O recrutamento desse estudo ocorreu entre Novembro de 2018 e Junho de 2023, onde um total de 923 pacientes foram avaliados quanto à elegibilidade. Destes pacientes, 439 foram inscritos na fase de avaliação dos sintomas pré-randomização e 301 foram posteriormente designados aleatoriamente para ICP (151 pacientes) ou placebo (150 pacientes). A média de idade (±DP) foi de 64±9 anos e 79% eram homens. A isquemia estava presente em um território coronariano em 242 pacientes (80%), em dois territórios em 52 pacientes (17%) e em três territórios em 7 pacientes (2%). Nos vasos-alvo, a mediana da reserva de fluxo fracionário foi de 0,63 (intervalo interquartil, 0,49 a 0,75) e a mediana da razão de pressão instantânea livre de onda foi de 0,78 (intervalo interquartil, 0,55 a 0,87). No acompanhamento de 12 semanas, a pontuação média dos sintomas de angina foi de 2,9 no grupo ICP e 5,6 no grupo placebo (OR: 2,21; IC: 95%, 1,41-3,47; P<0,001). Um paciente no grupo placebo apresentou angina inaceitável que levou à revelação do cegamento. Síndrome coronariana aguda foi reportada por 4 pacientes no grupo ICP e por 6 pacientes no grupo placebo.
E agora?
Neste ensaio clínico placebo-controlado em pacientes com angina estável que estavam recebendo pouca ou nenhuma medicação antianginosa e que apresentavam estenose de artérias coronárias associada a isquemia, a ICP resultou em uma pontuação de sintomas de angina mais baixa do que o procedimento placebo, indicando um melhor estado de saúde ligado à angina. A menor pontuação de sintomas de angina pareceu resultar de um menor número de episódios diários de angina. Ao grupo ICP foi associada uma probabilidade de ficar livre de angina três vezes superior às probabilidades equivalentes associadas ao grupo placebo, durante o seguimento de 12 semanas. O alívio da angina após ICP foi observado imediatamente e persistiu durante toda a fase de acompanhamento.
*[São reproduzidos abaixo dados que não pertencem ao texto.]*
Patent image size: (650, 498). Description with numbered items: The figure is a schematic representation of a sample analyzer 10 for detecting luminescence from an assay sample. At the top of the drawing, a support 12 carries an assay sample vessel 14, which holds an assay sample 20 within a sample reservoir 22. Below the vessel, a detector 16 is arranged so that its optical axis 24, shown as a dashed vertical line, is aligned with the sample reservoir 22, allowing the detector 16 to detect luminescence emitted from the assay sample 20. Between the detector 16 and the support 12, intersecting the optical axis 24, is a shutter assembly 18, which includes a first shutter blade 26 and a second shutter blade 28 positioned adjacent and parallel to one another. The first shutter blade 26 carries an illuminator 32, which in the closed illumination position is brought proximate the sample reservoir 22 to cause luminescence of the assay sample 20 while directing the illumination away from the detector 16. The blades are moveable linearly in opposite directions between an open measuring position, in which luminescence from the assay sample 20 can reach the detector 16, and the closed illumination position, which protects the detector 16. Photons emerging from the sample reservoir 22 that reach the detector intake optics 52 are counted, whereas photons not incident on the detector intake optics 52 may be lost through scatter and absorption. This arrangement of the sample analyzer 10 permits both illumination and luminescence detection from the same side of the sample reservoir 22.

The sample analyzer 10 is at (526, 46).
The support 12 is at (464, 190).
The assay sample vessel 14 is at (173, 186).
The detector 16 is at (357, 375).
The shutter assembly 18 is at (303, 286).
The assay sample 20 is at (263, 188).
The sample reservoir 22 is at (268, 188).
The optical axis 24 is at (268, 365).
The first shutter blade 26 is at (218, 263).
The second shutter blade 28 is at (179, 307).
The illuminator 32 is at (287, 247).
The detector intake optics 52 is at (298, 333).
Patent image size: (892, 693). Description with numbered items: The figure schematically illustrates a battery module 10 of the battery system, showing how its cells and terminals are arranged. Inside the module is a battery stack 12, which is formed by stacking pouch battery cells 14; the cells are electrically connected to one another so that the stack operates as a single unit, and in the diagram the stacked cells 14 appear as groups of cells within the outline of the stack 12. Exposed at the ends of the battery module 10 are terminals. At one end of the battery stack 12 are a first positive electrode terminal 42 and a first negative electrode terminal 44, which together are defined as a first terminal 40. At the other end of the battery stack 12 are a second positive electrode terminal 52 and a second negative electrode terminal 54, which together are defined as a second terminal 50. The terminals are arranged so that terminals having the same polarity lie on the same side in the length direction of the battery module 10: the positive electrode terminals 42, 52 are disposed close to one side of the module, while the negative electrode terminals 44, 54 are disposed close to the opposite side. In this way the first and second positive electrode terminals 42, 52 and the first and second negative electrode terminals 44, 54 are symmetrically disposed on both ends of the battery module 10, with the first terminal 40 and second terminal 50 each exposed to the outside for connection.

O estudo ORBITA forneceu evidências da base ética, viabilidade e necessidade de ensaios controlados por placebo para avaliação de ICP. Nesse contexto, o estudo ORBITA-2 ressalta a necessidade de testar um procedimento intervencionista coronariano sem a interferência do uso de terapia antianginosa que pudesse atenuar seu efeito sobre sintomas.
No entanto, apesar de décadas de avanços técnicos na ICP, incluindo a introdução de stents, o efeito da ICP no tempo de exercício em esteira no estudo duplo-cego ORBITA-2 ainda foi 37 segundos menor do que os 96 segundos atribuído à angioplastia com balão no estudo não-cego ACME (Angioplasty Compared to Medicine), realizado há 30 anos atrás. O efeito da ICP como monoterapia foi uma diferença de 59,5 segundos no tempo de exercício em esteira comparado ao procedimento placebo, mas foi similar de 48 – 55 segundos alcançados com um único medicamento antianginoso em dose plena.
Neste estudo, em pacientes com angina estável que estavam em uso de pouca ou nenhuma medicação antianginosa e que tinham evidência objetiva de isquemia, a ICP resultou em um escore de sintomas de angina mais baixo do que um procedimento placebo, indicando um melhor estado de saúde associado à angina. Ainda que conflituoso, para o tratamento de pacientes com angina estável podemos considerar, como alternativa a todo arsenal medicamentoso disponível, a indicação da ICP para reduzir sintomas.